One of the hardest things about writing good subject lines is keeping them simple, yet interesting. Don’t try to give away everything in your campaign in 5-7 words and avoid using a lot of sales jargon. Instead, you can ask open-ended questions like “What’s the Best Recipe for Millennial Burnout?” or “How Did Your Life Change After Having Kids?” Another option is to persuade them to open the email by being just vague enough to inspire curiosity. For example, you could say, “Stay Tuned for Something BIG” and then proceed to offer more information within the body of the email. The key is to keep your customers engaged and interested, while also staying relevant to your email’s purpose and adding value along the way.


Sometimes, we just need someone to tell us exactly what to do. This is also true for your customers, so be direct with a call to action! A call-to-action is a direct instruction to your audience, like “Buy Now to Save 25%” or “Enter Your Email to Receive Your Free E-Book.” If you are sending an offer with a deadline, put that right in your subject line or preview text so that your customers feel a sense of urgency to act fast.

Make Them Read It

How many times have you clicked an email with an interesting subject line only to open it?  Do you immediately see that the email is not what you thought it was going to be? Sometimes this can be a good thing, but more often than not, you will click out of that email and never return to it again. In general, people will give an email just three seconds before they decide if it’s worth their time or not.

Hopefully, you already know enough about your audience to know that they are (or could be) at least somewhat interested in what you have to say.

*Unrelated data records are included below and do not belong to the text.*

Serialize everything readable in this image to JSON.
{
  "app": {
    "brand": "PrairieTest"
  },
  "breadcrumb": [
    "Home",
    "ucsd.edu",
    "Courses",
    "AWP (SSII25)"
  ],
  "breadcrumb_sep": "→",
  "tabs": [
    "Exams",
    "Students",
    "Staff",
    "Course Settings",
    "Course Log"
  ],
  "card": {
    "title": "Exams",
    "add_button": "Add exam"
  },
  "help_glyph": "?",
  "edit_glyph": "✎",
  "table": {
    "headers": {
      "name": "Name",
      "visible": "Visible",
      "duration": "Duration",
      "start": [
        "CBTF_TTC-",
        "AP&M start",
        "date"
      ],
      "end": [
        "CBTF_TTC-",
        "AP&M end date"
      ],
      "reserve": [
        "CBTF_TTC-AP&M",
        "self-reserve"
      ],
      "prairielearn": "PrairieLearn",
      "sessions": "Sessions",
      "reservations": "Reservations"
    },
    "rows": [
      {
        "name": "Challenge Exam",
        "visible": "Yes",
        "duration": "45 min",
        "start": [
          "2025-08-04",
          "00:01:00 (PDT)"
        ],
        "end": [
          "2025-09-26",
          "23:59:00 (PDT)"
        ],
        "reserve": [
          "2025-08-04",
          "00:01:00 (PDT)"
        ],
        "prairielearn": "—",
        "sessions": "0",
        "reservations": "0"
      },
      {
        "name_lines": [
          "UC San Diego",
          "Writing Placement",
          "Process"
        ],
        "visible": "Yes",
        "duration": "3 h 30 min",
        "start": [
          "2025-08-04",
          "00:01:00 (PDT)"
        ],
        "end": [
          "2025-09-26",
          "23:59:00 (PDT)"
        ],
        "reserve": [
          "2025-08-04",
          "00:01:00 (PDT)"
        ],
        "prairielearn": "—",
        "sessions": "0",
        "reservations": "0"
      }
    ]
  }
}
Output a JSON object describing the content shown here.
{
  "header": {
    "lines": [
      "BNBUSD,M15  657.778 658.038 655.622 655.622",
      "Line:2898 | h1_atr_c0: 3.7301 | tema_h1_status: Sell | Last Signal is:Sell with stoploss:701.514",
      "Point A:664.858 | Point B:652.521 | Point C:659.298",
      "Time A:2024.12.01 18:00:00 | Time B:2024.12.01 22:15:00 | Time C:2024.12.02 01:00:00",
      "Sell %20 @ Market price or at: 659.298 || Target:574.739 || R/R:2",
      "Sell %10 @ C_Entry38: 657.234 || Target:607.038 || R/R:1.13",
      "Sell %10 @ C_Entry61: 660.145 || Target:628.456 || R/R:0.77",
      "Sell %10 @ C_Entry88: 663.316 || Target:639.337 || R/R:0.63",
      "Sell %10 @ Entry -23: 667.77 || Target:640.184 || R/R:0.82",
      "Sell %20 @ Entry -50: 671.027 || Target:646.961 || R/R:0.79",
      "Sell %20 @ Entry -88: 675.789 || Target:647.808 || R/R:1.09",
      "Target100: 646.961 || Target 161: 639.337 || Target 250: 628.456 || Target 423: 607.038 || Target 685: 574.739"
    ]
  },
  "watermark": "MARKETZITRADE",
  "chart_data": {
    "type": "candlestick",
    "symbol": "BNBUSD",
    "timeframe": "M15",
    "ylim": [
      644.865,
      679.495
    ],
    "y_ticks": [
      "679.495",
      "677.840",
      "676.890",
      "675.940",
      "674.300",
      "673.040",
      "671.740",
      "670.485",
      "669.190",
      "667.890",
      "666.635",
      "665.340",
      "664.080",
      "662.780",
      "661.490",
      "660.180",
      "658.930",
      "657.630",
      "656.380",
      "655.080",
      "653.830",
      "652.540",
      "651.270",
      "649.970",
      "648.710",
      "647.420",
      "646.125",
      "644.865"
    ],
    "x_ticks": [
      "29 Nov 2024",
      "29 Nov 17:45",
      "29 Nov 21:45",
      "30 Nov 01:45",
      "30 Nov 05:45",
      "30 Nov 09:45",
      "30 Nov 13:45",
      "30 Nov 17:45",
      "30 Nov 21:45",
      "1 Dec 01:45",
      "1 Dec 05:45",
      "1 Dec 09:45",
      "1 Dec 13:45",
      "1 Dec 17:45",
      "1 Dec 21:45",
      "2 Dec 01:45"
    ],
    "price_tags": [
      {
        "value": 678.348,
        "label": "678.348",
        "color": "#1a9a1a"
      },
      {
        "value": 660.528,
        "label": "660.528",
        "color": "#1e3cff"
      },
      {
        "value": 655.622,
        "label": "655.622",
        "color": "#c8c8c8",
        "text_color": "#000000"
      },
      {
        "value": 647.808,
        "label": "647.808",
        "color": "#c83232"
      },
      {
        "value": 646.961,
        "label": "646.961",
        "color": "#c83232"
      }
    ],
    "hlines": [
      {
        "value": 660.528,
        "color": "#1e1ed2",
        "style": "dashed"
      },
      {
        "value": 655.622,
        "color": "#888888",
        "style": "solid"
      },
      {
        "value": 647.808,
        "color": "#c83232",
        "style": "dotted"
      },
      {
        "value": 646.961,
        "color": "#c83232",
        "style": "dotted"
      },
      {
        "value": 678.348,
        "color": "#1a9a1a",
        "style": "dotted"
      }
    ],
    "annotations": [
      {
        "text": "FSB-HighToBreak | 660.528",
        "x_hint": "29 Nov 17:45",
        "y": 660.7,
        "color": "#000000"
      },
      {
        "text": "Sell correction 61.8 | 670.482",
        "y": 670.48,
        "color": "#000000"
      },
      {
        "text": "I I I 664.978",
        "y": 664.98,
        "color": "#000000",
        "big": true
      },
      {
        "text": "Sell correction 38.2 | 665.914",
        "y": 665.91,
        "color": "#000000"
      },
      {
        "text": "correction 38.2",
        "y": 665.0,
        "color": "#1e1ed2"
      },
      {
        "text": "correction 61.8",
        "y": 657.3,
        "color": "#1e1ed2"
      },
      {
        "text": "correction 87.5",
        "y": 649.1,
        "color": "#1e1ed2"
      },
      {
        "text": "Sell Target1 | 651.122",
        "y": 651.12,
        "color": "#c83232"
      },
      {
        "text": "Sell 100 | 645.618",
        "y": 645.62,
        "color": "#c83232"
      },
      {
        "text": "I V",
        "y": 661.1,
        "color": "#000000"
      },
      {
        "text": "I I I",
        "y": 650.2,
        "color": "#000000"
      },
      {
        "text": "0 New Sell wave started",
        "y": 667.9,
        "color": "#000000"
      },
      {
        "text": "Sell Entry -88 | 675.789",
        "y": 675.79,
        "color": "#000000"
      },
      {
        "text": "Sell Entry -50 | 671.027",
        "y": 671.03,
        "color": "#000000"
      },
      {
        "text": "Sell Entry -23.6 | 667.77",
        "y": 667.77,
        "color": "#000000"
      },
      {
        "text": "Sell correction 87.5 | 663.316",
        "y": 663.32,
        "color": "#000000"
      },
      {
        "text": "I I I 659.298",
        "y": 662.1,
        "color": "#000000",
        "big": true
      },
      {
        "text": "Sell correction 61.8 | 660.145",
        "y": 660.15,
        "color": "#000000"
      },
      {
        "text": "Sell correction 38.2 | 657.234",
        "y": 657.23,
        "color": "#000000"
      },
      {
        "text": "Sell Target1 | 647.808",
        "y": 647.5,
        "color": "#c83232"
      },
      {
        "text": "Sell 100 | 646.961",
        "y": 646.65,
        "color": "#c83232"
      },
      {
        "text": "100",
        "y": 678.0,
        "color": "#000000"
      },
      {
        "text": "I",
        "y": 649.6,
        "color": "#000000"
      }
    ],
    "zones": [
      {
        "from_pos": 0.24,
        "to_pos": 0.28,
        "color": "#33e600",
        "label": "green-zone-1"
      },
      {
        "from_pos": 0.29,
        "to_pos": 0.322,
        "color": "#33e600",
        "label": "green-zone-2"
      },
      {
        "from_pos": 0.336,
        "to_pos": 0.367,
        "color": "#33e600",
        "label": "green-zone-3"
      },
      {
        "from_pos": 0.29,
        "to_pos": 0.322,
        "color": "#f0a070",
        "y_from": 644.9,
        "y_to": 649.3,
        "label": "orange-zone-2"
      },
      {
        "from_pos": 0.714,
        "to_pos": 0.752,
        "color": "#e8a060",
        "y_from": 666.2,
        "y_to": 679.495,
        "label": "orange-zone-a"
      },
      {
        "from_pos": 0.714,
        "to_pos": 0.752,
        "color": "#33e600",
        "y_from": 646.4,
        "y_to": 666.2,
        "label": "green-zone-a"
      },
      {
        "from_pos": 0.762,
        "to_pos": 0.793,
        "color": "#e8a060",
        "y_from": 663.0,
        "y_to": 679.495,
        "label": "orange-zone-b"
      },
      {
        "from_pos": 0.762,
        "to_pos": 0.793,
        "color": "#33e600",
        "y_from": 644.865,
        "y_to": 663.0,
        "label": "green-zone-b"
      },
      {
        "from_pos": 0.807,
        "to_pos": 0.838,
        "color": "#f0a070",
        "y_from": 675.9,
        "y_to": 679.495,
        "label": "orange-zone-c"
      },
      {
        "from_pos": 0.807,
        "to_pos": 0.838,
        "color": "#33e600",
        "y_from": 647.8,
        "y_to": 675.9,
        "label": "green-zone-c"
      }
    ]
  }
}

But, even if they are interested, they are probably not going to read a three-paragraph newsletter explaining your product or service. Instead of writing a full blog in your email, use attractive imagery to get your point across. This can come in the form of a how-to graphic, screenshots of testimonials, a product image…etc. The possibilities are really endless, and the most important thing is that you let the graphic share the story for you. Show, not tell, right?

You also want to steer clear of spammy language and use all caps. Many copywriters believe that the best way to get the attention of customers is to be the loudest in their inbox. But often it makes them uncomfortable and very likely to toss your email into the trash or worse, the spam folder. Instead, approach your audiences with intention and your message will inevitably begin to reach the right people.

Make Them Click It

Remember that subject line call-to-action we talked about earlier? Make sure that the same command is in the body of your campaign and it points your customers to your website. This is especially important when you are avoiding excessive text in your email. Your customers will want to learn more if you’ve done your job with the right imagery.

Using strong action words like “get” “save” “join” or “download” will prompt your reader to do exactly what you want them to do. This step is the most lucrative of your email marketing process – the prospects who click your call-to-actions will become your strongest leads and will provide priceless data that you can use for future retargeting campaigns.

As you can see, everything you do in your lifecycle email marketing copy plan, from choosing your audience to picking a call-to-action is important. Your customers don’t owe you anything. So it’s up to you to prove that your product or service is valuable and worth their time, energy, and ultimately, their money. Optimizing your email marketing copy campaigns takes time, and will most likely require some dedication to trial and error. Pay close attention to your analytics, and adjust when necessary. Soon you’ll be writing high-converting emails like a pro.